[Mlir-commits] [mlir] [MLIR][Linalg] Add aggregate ops decomposition pass and softmax decom… (PR #97582)
llvmlistbot at llvm.org
llvmlistbot at llvm.org
Tue Jul 23 12:04:14 PDT 2024
MaheshRavishankar wrote:
There is broadly two things that we need to make progress here
1) This is two separate PRs, one that is changing the softmax decomposition and one that is adding a pass for decomposition. The latter should be easy to land.
2) The change to the decomposition of softmax IMO is an inefficient lowering of softmax and will require "something" to get the state back. This should be part of the PR that is changing the decomposition. It is moving from a more succinct representation that Linalg allows to something that is (artifically) hamstrung with current definitions of the named ops. I dont expect the issue with named ops to be fixed as a precursor (though that would be the right thing to do IMO), but for this PR, I dont see how we can land it without having an option to chose how to decompose softmax (with default being what it is today, and an option to lower to sequence of named ops). On top of that adding a generalization to convert everything to `linalg.generic`s is a non-starter IMO. You will be forcing all downstream users to either use "recognizers" heavily to retrieve back the information that is lost by generalization and not giving downstream users control on when they want to generalize.
> This seems to be a problem to @MaheshRavishankar and I want to understand it better. My guess is that there are pattern matchers that won't work with the generic version of `fill` (and why we want named ops in the first place).
>
Just to map back to what I said above, we can "recognize" that its a fill, but that seems like an unnecessary burden added to downstream users because it has been generalized too early without any control. I can go into details about why I think "fill" is special but thats a separate issue IMO.
> Regarding the `fill` issue, I think customizable decomposition would be a reasonable solution - helps preserve the downstream usage and doesn't hold back the upstream.
>
> Regarding `broadcast`, I could work on setting the semantics for implicit casting. One thing that is unclear to me though is whether having implicit cast semantics for named ops is beneficial. Wasn't the whole point of named ops to have a very explicit IR that is easy to analyze? In that regard, the absence of implicit casts is actually a good thing (I also don't see how it is ambiguous, could you please clarify?). Is there any real problem with broadcasts except for not being succinct? Wouldn't implicit casting just add unnecessary burden for analyses and transforms to handle various cases of arguments?

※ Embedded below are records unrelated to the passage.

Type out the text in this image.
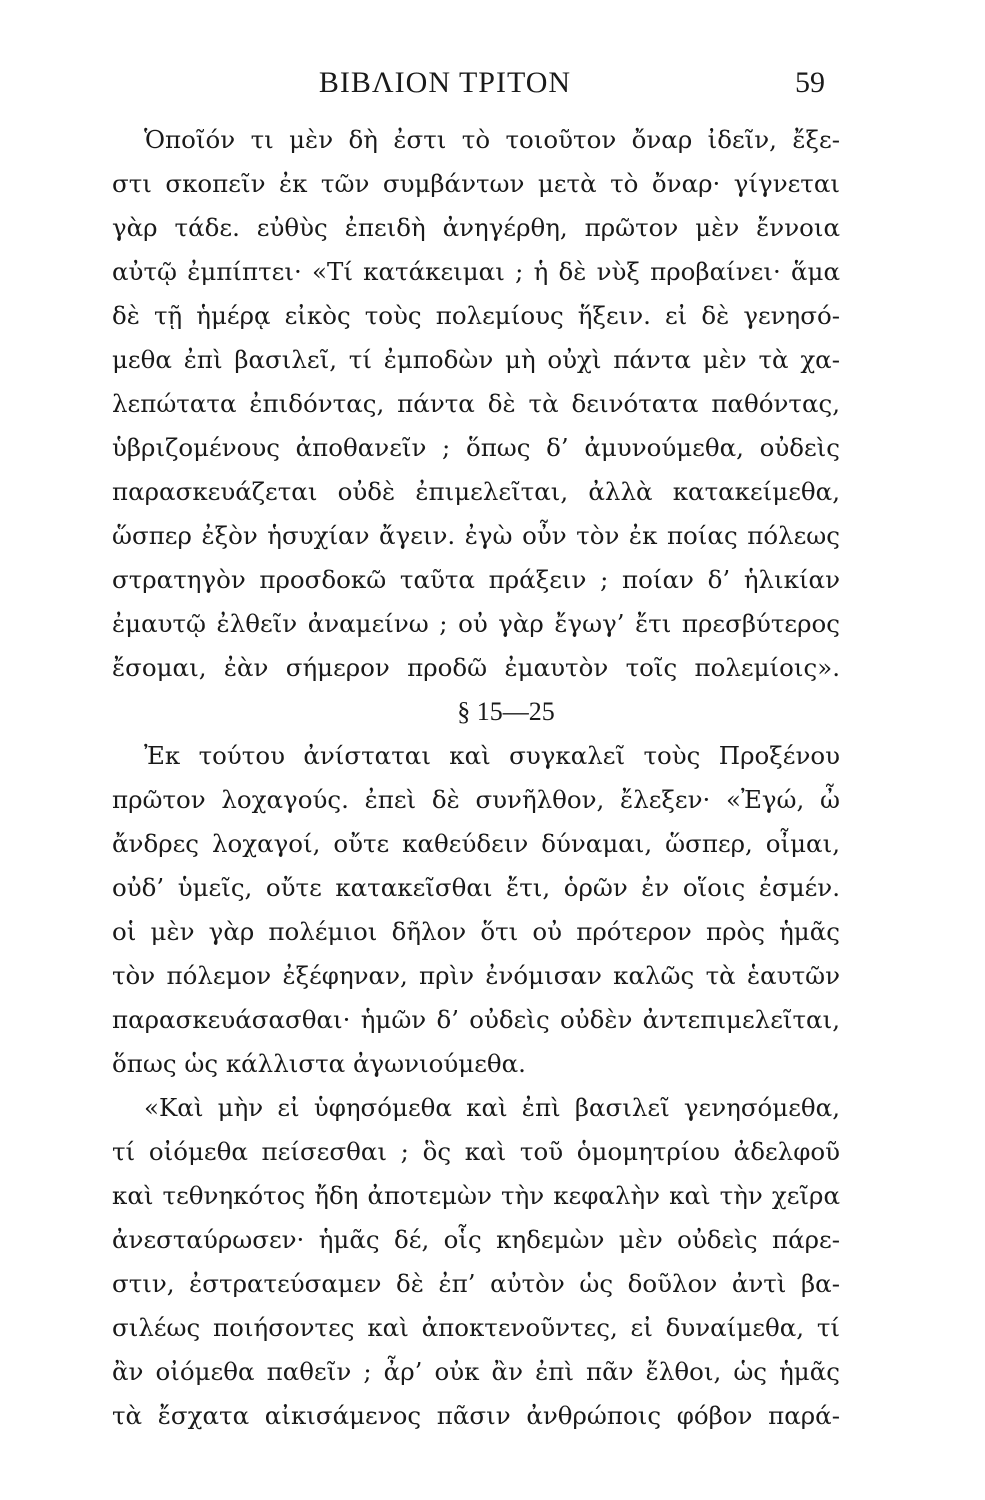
ΒΙΒΛΙΟΝ ΤΡΙΤΟΝ	59
Ὁποῖόν τι μὲν δὴ ἐστι τὸ τοιοῦτον ὄναρ ἰδεῖν, ἔξε-
στι σκοπεῖν ἐκ τῶν συμβάντων μετὰ τὸ ὄναρ· γίγνεται
γὰρ τάδε. εὐθὺς ἐπειδὴ ἀνηγέρθη, πρῶτον μὲν ἔννοια
αὐτῷ ἐμπίπτει· «Τί κατάκειμαι ; ἡ δὲ νὺξ προβαίνει· ἅμα
δὲ τῇ ἡμέρᾳ εἰκὸς τοὺς πολεμίους ἥξειν. εἰ δὲ γενησό-
μεθα ἐπὶ βασιλεῖ, τί ἐμποδὼν μὴ οὐχὶ πάντα μὲν τὰ χα-
λεπώτατα ἐπιδόντας, πάντα δὲ τὰ δεινότατα παθόντας,
ὑβριζομένους ἀποθανεῖν ; ὅπως δ’ ἀμυνούμεθα, οὐδεὶς
παρασκευάζεται οὐδὲ ἐπιμελεῖται, ἀλλὰ κατακείμεθα,
ὥσπερ ἐξὸν ἡσυχίαν ἄγειν. ἐγὼ οὖν τὸν ἐκ ποίας πόλεως
στρατηγὸν προσδοκῶ ταῦτα πράξειν ; ποίαν δ’ ἡλικίαν
ἐμαυτῷ ἐλθεῖν ἀναμείνω ; οὐ γὰρ ἔγωγ’ ἔτι πρεσβύτερος
ἔσομαι, ἐὰν σήμερον προδῶ ἐμαυτὸν τοῖς πολεμίοις».
§ 15—25
Ἐκ τούτου ἀνίσταται καὶ συγκαλεῖ τοὺς Προξένου
πρῶτον λοχαγούς. ἐπεὶ δὲ συνῆλθον, ἔλεξεν· «Ἐγώ, ὦ
ἄνδρες λοχαγοί, οὔτε καθεύδειν δύναμαι, ὥσπερ, οἶμαι,
οὐδ’ ὑμεῖς, οὔτε κατακεῖσθαι ἔτι, ὁρῶν ἐν οἵοις ἐσμέν.
οἱ μὲν γὰρ πολέμιοι δῆλον ὅτι οὐ πρότερον πρὸς ἡμᾶς
τὸν πόλεμον ἐξέφηναν, πρὶν ἐνόμισαν καλῶς τὰ ἑαυτῶν
παρασκευάσασθαι· ἡμῶν δ’ οὐδεὶς οὐδὲν ἀντεπιμελεῖται,
ὅπως ὡς κάλλιστα ἀγωνιούμεθα.
«Καὶ μὴν εἰ ὑφησόμεθα καὶ ἐπὶ βασιλεῖ γενησόμεθα,
τί οἰόμεθα πείσεσθαι ; ὃς καὶ τοῦ ὁμομητρίου ἀδελφοῦ
καὶ τεθνηκότος ἤδη ἀποτεμὼν τὴν κεφαλὴν καὶ τὴν χεῖρα
ἀνεσταύρωσεν· ἡμᾶς δέ, οἷς κηδεμὼν μὲν οὐδεὶς πάρε-
στιν, ἐστρατεύσαμεν δὲ ἐπ’ αὐτὸν ὡς δοῦλον ἀντὶ βα-
σιλέως ποιήσοντες καὶ ἀποκτενοῦντες, εἰ δυναίμεθα, τί
ἂν οἰόμεθα παθεῖν ; ἆρ’ οὐκ ἂν ἐπὶ πᾶν ἔλθοι, ὡς ἡμᾶς
τὰ ἔσχατα αἰκισάμενος πᾶσιν ἀνθρώποις φόβον παρά-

I want clarify this. This is NOT implicit broadcasting. This is very much unambiguous broadcast representation. For example, `linalg.generic` allows you to represent broadcast-add this way
```
%2 = linalg.generic {
indexing_maps = [affine_map<(d0, d1) -> (d0, d1)>, affine_map<(d0, d1) -> (d0)>, affine_map<(d0, d1) -> (d0, d1)>],
iterator_types = ["parallel", "parallel"]}
ins(%0, %1 : tensor<?x?xf32>, tensor<?xf32>) outs(%empty : tensor<?x?xf32>) {
^bb0(%b0 : f32, %b1 : f32, %b2 : f32):
%3 = arith.addf %b0, %b1 : f32
linalg.yield %3: f32
} -> tensor<?x?xf32>
```
There is nothing ambiguous or implicit in this broadcasting. The problem with named ops is that it forces all operands to be of the same rank, which is an unnecessary requirement at Linalg level. The fix is to allow named ops to make use of the broadcast representation that Linalg inherently allows. In the name of "explicit broadcasting" we have an artificial requirement of getting all operands to the same rank that is unnecessary IMO. Also it strictly easier to go from this representation to a representation that requires all operands to be of same rank (its essentially a lowering, you break up the operation into multiple ops). Going from a representation where all ops are "broadcasted" to the same rank to the above representation is IMO a lifting.
Actually that brings me to maybe a potential solution. You can take the existing lowering for softmax and then add a pass to explicitly split out the broadcast and then generalize. That will get you to the state you want here?